The God of Abraham, the God of Isaac, and God of Jacob has to be alive.  Dead people and dead gods are not usually remembered.  When people ask me how many siblings I have, should I tell them just the number of those still living or the total number?  I have had eleven siblings, but only six living now.

The Sadducees, we are told, did not believe in the resurrection.  Does this fact invalidate their argument?  Why did Jesus not answer, “Why raise the question since you do not believe in the resurrection?”  The Sadducees seem to have been stuck on one part of the Torah (the first five books of the Hebrew Scriptures).

Jesus’ answer is to take them to another part of the Torah where God is revealed as the God of Abraham, Isaac and Jacob.  Our memory of Abraham, Isaac and Jacob somehow keeps them alive for us.  When we remember our ancestors, we somehow keep them alive in our hearts.  When we pray that God remember our deceased loved one forever, we are asking a living God to keep our loved one alive somehow and not consign them to eternal darkness and forgetfulness.

A god of dead people is not much of a god.  A god of the dead is as dead as the dead people themselves.  We are all in the everlasting memory of God.  We live and are alive because God is the God who has life and who gives life.

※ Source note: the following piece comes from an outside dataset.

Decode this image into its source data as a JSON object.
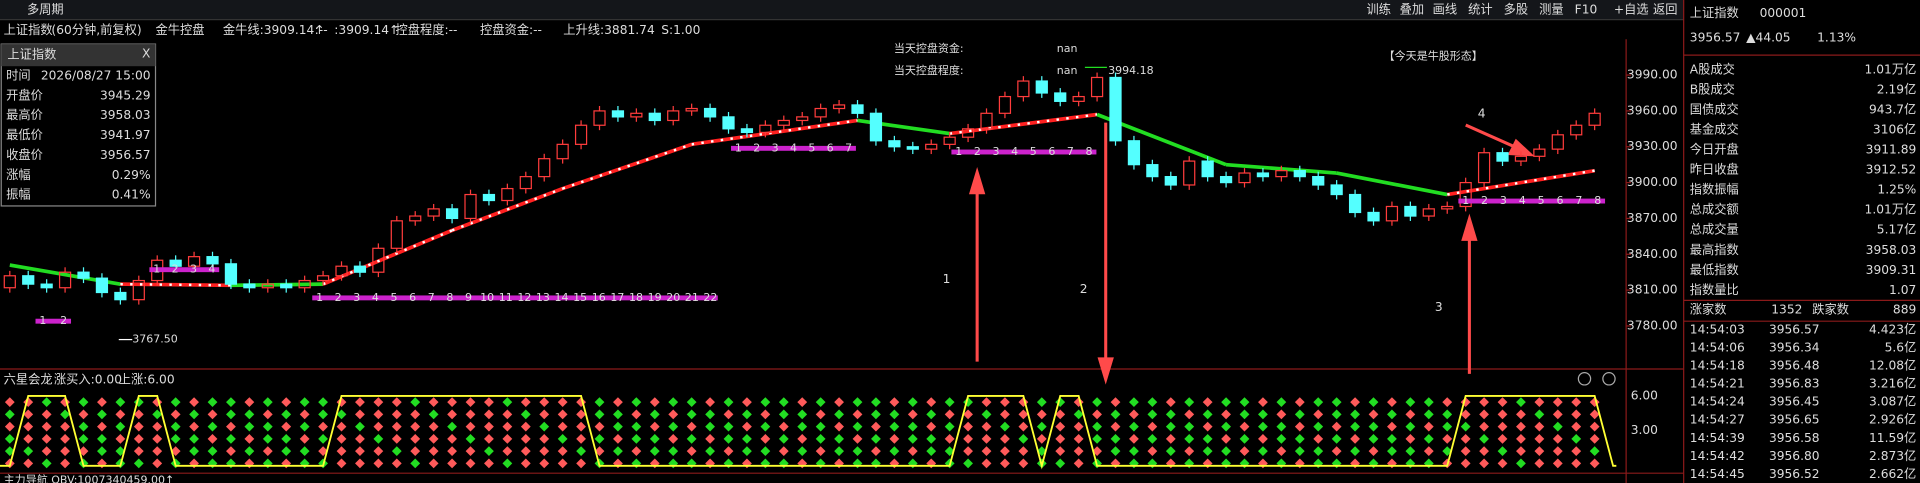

We ought not blame the Sadducees.  It took many centuries for us humans to come to an appreciation and belief in an afterlife.  Even today wise people continue to reflect on life beyond the grave and what that means for people.  Our belief in resurrection is based on the resurrection of Jesus.  As he rose and is alive, so we believe that those baptized into his death and resurrection will share in that resurrection also.

The God of Abraham, Isaac and Jacob, the God of our Lord Jesus Christ, will raise up us into the glory of Jesus Christ.  This living God is alive and the source of our life and all life.